The antimicrobial susceptibility of the M. bovis isolates was determined for 10 common antimicrobials (Tables 10 and 11).  The interpretation of these minimum inhibitory concentrations (MIC) is difficult given that there are no cut-off values to determine resistance.  However, when the MIC values are compared very little differences can be found between isolates, which suggests that antimicrobial resistance is also not the cause for the increased occurrence of Mycoplasma pneumonia and arthritis.  The greatest proportions of these isolates were collected from cattle with UBRD, so it is quite plausible that they are quite similar, but still different than M. bovis from untreated cattle.

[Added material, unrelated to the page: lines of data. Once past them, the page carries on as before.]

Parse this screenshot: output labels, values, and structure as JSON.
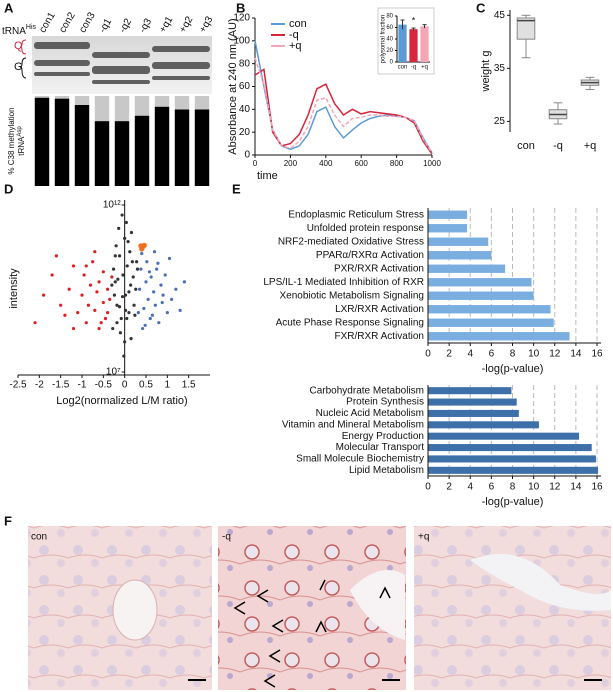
{
  "panel_labels": [
    "A",
    "B",
    "C",
    "D",
    "E",
    "F"
  ],
  "gel": {
    "title": "tRNA",
    "title_sup": "His",
    "bands": [
      "Q",
      "G"
    ]
  },
  "micrographs": {
    "labels": [
      "con",
      "-q",
      "+q"
    ]
  },
  "chart_data": [
    {
      "type": "bar",
      "categories": [
        "con1",
        "con2",
        "con3",
        "-q1",
        "-q2",
        "-q3",
        "+q1",
        "+q2",
        "+q3"
      ],
      "values": [
        98,
        97,
        90,
        72,
        72,
        78,
        88,
        85,
        85
      ],
      "ylim": [
        0,
        100
      ],
      "y_label": "% C38 methylation",
      "y_label_2": "tRNA",
      "y_label_2_sup": "Asp",
      "color": "#000000",
      "background_color": "#c8c8c8"
    },
    {
      "type": "line",
      "x_label": "time",
      "y_label": "Absorbance at 240 nm (AU)",
      "x": [
        0,
        50,
        100,
        150,
        200,
        250,
        300,
        350,
        400,
        450,
        500,
        550,
        600,
        650,
        700,
        750,
        800,
        850,
        900,
        950,
        1000
      ],
      "xlim": [
        0,
        1000
      ],
      "xticks": [
        0,
        200,
        400,
        600,
        800,
        1000
      ],
      "ylim": [
        0,
        120
      ],
      "yticks": [
        0,
        20,
        40,
        60,
        80,
        100,
        120
      ],
      "series": [
        {
          "name": "con",
          "color": "#5b9bd5",
          "values": [
            100,
            60,
            22,
            8,
            5,
            8,
            18,
            38,
            42,
            25,
            15,
            22,
            28,
            32,
            34,
            35,
            34,
            33,
            30,
            15,
            2
          ]
        },
        {
          "name": "-q",
          "color": "#d7263d",
          "values": [
            70,
            75,
            20,
            8,
            10,
            18,
            35,
            58,
            62,
            45,
            35,
            40,
            36,
            38,
            37,
            36,
            35,
            33,
            28,
            12,
            1
          ]
        },
        {
          "name": "+q",
          "color": "#f4a6b4",
          "values": [
            85,
            62,
            22,
            8,
            6,
            12,
            25,
            48,
            50,
            35,
            25,
            32,
            33,
            35,
            35,
            34,
            34,
            33,
            30,
            14,
            2
          ]
        }
      ]
    },
    {
      "type": "bar",
      "y_label": "polysomal fraction",
      "categories": [
        "con",
        "-q",
        "+q"
      ],
      "values": [
        65,
        57,
        62
      ],
      "errors": [
        8,
        2,
        3
      ],
      "colors": [
        "#5b9bd5",
        "#d7263d",
        "#f4a6b4"
      ],
      "ylim": [
        0,
        80
      ],
      "yticks": [
        0,
        20,
        40,
        60,
        80
      ],
      "annotations": [
        {
          "text": "*",
          "index": 1
        }
      ]
    },
    {
      "type": "box",
      "y_label": "weight g",
      "categories": [
        "con",
        "-q",
        "+q"
      ],
      "boxes": [
        {
          "whislo": 37,
          "q1": 40.5,
          "med": 44,
          "q3": 44.5,
          "whishi": 45
        },
        {
          "whislo": 24.5,
          "q1": 25.5,
          "med": 26.3,
          "q3": 27.2,
          "whishi": 28.5
        },
        {
          "whislo": 31,
          "q1": 31.8,
          "med": 32.3,
          "q3": 32.8,
          "whishi": 33.3
        }
      ],
      "ylim": [
        23,
        46
      ],
      "yticks": [
        25,
        35,
        45
      ],
      "color": "#e0e0e0"
    },
    {
      "type": "scatter",
      "x_label": "Log2(normalized L/M ratio)",
      "y_label": "intensity",
      "xlim": [
        -2.5,
        2.0
      ],
      "xticks": [
        -2.5,
        -2,
        -1.5,
        -1,
        -0.5,
        0,
        0.5,
        1,
        1.5
      ],
      "ylim": [
        10000000,
        1000000000000
      ],
      "log_scale_y": true,
      "yticks": [
        {
          "value": 1000000000000,
          "label": "10¹²"
        },
        {
          "value": 10000000,
          "label": "10⁷"
        }
      ],
      "series": [
        {
          "color": "#e02020",
          "x": [
            -2.1,
            -1.9,
            -1.7,
            -1.5,
            -1.4,
            -1.3,
            -1.2,
            -1.1,
            -1.0,
            -0.95,
            -0.9,
            -0.85,
            -0.8,
            -0.75,
            -0.7,
            -0.65,
            -0.6,
            -0.55,
            -0.5,
            -0.5,
            -0.45,
            -0.4,
            -0.4,
            -0.35,
            -0.3,
            -0.6,
            -1.6,
            -0.7,
            -1.2,
            -0.9
          ],
          "values": [
            300000000.0,
            2000000000.0,
            8000000000.0,
            1000000000.0,
            500000000.0,
            3000000000.0,
            15000000000.0,
            600000000.0,
            2000000000.0,
            8000000000.0,
            300000000.0,
            1000000000.0,
            4000000000.0,
            20000000000.0,
            700000000.0,
            2500000000.0,
            5000000000.0,
            300000000.0,
            1200000000.0,
            10000000000.0,
            400000000.0,
            3000000000.0,
            600000000.0,
            1500000000.0,
            7000000000.0,
            200000000.0,
            30000000000.0,
            40000000000.0,
            200000000.0,
            15000000000.0
          ]
        },
        {
          "color": "#333333",
          "x": [
            -0.28,
            -0.22,
            -0.18,
            -0.12,
            -0.08,
            -0.04,
            0.02,
            0.06,
            0.1,
            0.14,
            0.18,
            0.22,
            0.26,
            -0.26,
            -0.2,
            -0.14,
            -0.06,
            0.0,
            0.04,
            0.08,
            0.12,
            0.16,
            -0.1,
            0.0,
            -0.02,
            0.05,
            -0.16,
            0.2,
            -0.24,
            0.24,
            -0.3,
            0.3,
            -0.18,
            0.1,
            -0.05,
            0.02,
            0.15,
            -0.12,
            0.28,
            -0.22
          ],
          "values": [
            200000000.0,
            5000000000.0,
            1000000000.0,
            30000000000.0,
            400000000.0,
            8000000000.0,
            2000000000.0,
            15000000000.0,
            600000000.0,
            4000000000.0,
            20000000000.0,
            1000000000.0,
            3000000000.0,
            12000000000.0,
            60000000000.0,
            200000000000.0,
            500000000000.0,
            100000000000.0,
            300000000000.0,
            80000000000.0,
            40000000000.0,
            150000000000.0,
            150000000.0,
            80000000.0,
            30000000.0,
            400000000.0,
            6000000000.0,
            7000000000.0,
            2000000000.0,
            500000000.0,
            4000000000.0,
            12000000000.0,
            300000000.0,
            2500000000.0,
            1800000000.0,
            700000000.0,
            100000000.0,
            900000000.0,
            20000000000.0,
            30000000000.0
          ]
        },
        {
          "color": "#4a6fb5",
          "x": [
            0.32,
            0.35,
            0.38,
            0.42,
            0.45,
            0.5,
            0.52,
            0.55,
            0.6,
            0.62,
            0.68,
            0.72,
            0.75,
            0.8,
            0.85,
            0.9,
            0.95,
            1.0,
            1.05,
            1.1,
            1.2,
            1.3,
            0.4,
            0.48,
            0.58,
            0.65,
            0.78,
            0.88,
            1.4,
            0.7
          ],
          "values": [
            600000000.0,
            3000000000.0,
            12000000000.0,
            200000000.0,
            800000000.0,
            5000000000.0,
            20000000000.0,
            1500000000.0,
            400000000.0,
            7000000000.0,
            2500000000.0,
            1000000000.0,
            12000000000.0,
            300000000.0,
            4000000000.0,
            2000000000.0,
            8000000000.0,
            600000000.0,
            25000000000.0,
            1500000000.0,
            3000000000.0,
            700000000.0,
            35000000000.0,
            250000000.0,
            10000000000.0,
            500000000.0,
            18000000000.0,
            1200000000.0,
            5000000000.0,
            40000000000.0
          ]
        },
        {
          "color": "#f07020",
          "x": [
            0.38,
            0.42,
            0.46,
            0.4
          ],
          "values": [
            60000000000.0,
            55000000000.0,
            62000000000.0,
            48000000000.0
          ]
        }
      ]
    },
    {
      "type": "hbar",
      "x_label": "-log(p-value)",
      "categories": [
        "Endoplasmic Reticulum Stress",
        "Unfolded protein response",
        "NRF2-mediated Oxidative Stress",
        "PPARα/RXRα Activation",
        "PXR/RXR Activation",
        "LPS/IL-1 Mediated Inhibition of RXR",
        "Xenobiotic Metabolism Signaling",
        "LXR/RXR Activation",
        "Acute Phase Response Signaling",
        "FXR/RXR Activation"
      ],
      "values": [
        3.7,
        3.7,
        5.7,
        6.0,
        7.3,
        9.8,
        10.0,
        11.6,
        11.9,
        13.4
      ],
      "xlim": [
        0,
        16
      ],
      "xticks": [
        0,
        2,
        4,
        6,
        8,
        10,
        12,
        14,
        16
      ],
      "grid": true,
      "color": "#7aaee0"
    },
    {
      "type": "hbar",
      "x_label": "-log(p-value)",
      "categories": [
        "Carbohydrate Metabolism",
        "Protein Synthesis",
        "Nucleic Acid Metabolism",
        "Vitamin and Mineral Metabolism",
        "Energy Production",
        "Molecular Transport",
        "Small Molecule Biochemistry",
        "Lipid Metabolism"
      ],
      "values": [
        7.9,
        8.4,
        8.6,
        10.5,
        14.3,
        15.5,
        15.9,
        16.1
      ],
      "xlim": [
        0,
        16
      ],
      "xticks": [
        0,
        2,
        4,
        6,
        8,
        10,
        12,
        14,
        16
      ],
      "grid": true,
      "color": "#3d6fa8"
    }
  ]
}
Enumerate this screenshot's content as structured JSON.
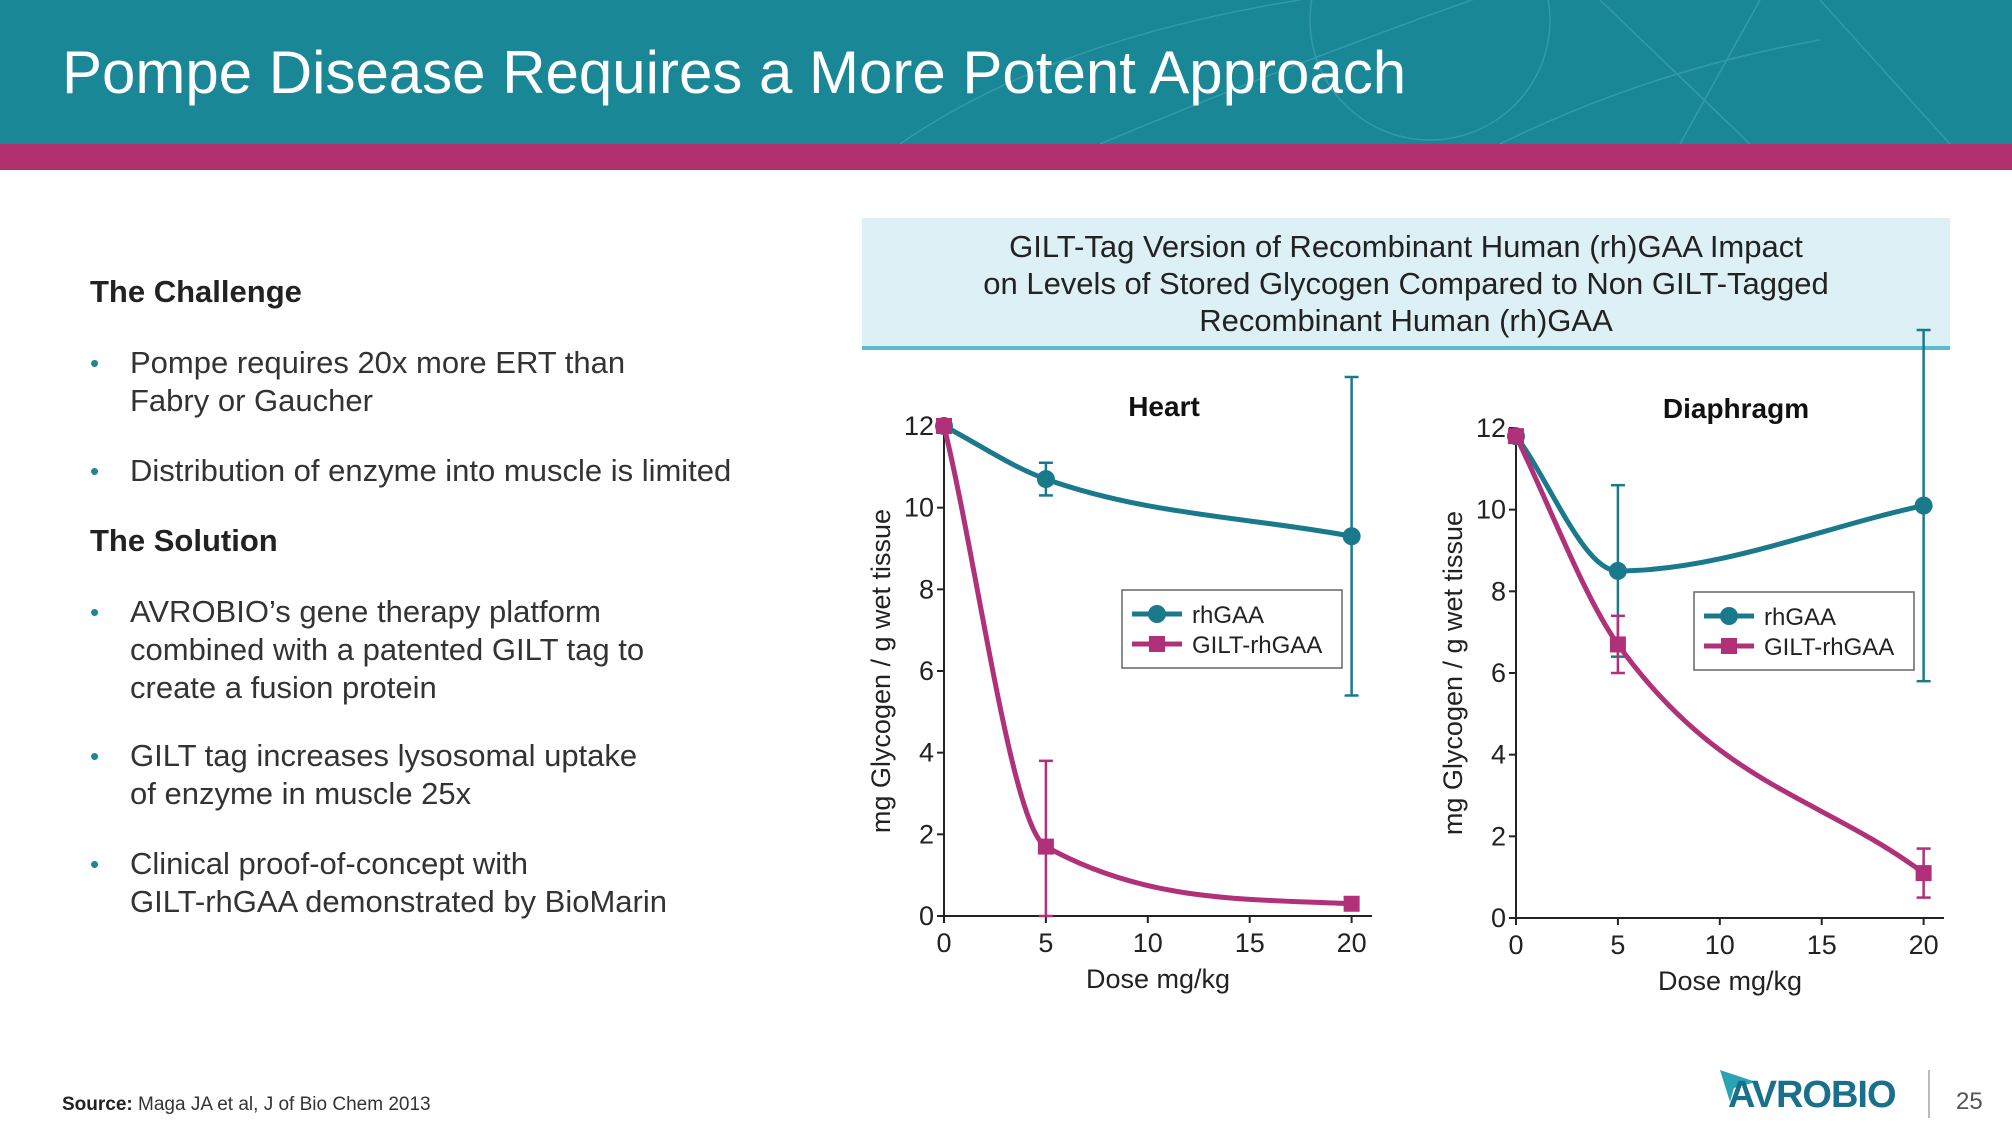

The prevalence of M. bovis isolated from nasal deep nasal swabs or bronchoalveolar lavages increases during the feeding period (Allen et al., 1991).  Long-acting antimicrobials have significantly reduced the morbidity and mortality rates associated with shipping fever or Mannheimiosis. This means that more animals with acute pneumonia survive and perhaps the existing lung damage provides an adequate environment for Mycoplasma to become established.  Given the lack of evidence for a particular disease-causing strain or antibiotic resistance, it would seem prudent to further evaluate the differences in virulence factors between isolates.  Although AFLP has been found to discriminate well between strains of M. bovis, we can not rule out the possibility that there are virulence factor differences between these strains.